Como medida de prevención en caso de que la toma de caudal no supere 100m3 no se realizará el trasvase, el precio del agua ascenderá 0,31 euros por m3/s y no habrá trasvase entre junio y septiembre.
Según la opinión de la mayoría de los grupos ecologistas (ADENA) el proyecto es un atentado contra la naturaleza ya que se propone un modelo que se basa en una agricultura intensiva en las zonas más rentables y un crecimiento urbanístico desmedido depredador de los recursos y espacios naturales. Con estas características proseguirá la realización siempre polémica del proyecto que cambiará para siempre la geografía de la península y los hábitos de la multitud de especies animales y vegetales que sobreviven en el río.

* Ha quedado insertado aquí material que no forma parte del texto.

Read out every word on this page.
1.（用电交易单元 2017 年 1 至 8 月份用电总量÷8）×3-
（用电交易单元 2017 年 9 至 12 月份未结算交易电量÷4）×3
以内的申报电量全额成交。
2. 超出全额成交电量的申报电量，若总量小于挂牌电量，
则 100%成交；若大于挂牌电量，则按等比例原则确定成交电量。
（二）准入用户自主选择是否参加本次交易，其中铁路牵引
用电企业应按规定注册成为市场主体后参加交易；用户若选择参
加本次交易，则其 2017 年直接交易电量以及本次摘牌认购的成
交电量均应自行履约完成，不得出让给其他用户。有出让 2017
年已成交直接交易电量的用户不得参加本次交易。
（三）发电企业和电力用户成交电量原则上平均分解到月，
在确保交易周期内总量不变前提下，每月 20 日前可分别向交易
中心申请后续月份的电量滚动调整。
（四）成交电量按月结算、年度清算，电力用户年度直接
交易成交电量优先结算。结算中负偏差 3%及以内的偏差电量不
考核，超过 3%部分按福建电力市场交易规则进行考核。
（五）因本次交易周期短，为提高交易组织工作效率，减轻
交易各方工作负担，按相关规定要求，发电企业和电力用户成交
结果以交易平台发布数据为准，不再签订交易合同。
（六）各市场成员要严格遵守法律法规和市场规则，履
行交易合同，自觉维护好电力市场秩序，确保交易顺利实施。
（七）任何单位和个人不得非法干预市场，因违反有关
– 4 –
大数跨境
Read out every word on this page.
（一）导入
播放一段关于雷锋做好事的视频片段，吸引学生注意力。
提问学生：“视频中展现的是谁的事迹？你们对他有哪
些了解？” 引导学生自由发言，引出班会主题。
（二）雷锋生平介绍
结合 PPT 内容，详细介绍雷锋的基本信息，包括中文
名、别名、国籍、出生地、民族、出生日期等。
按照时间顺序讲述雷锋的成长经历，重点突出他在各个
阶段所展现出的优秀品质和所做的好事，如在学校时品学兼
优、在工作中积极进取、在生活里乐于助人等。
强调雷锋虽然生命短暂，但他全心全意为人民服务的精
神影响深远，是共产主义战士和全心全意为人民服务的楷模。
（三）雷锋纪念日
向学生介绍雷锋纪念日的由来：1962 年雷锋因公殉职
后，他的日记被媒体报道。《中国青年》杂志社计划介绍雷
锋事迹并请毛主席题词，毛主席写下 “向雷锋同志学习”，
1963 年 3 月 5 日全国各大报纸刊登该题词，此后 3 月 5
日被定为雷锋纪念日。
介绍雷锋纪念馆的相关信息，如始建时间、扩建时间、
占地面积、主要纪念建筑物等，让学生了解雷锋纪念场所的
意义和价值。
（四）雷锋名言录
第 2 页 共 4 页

Tradicionalmente la falta de agua en áreas que serian agrícolamente productivas ha sido considerando un factor que obstaculiza el crecimiento y la expansión socio-económica.
Esta característica ha provocado que se produzca una oferta de agua como un mecanismo aceptable a la vista de los ciudadanos y políticamente correcto que ha dado sus frutos, considerando que España es el 4º país del mundo de grandes presas, superando las 1200.
El descontento generalizado de todos los grupos ecologistas se ensañan de manera justificada en que España no penaliza la mala gestión de agua o despilfarro, siendo esto insólito en un país que se considera entre los más avanzados en lo que se refiere a la legislación. Desgraciadamente la política de oferta de agua sigue en auge y es muy difícil cambiar una conducta que daña tanto nuestro medioambiente.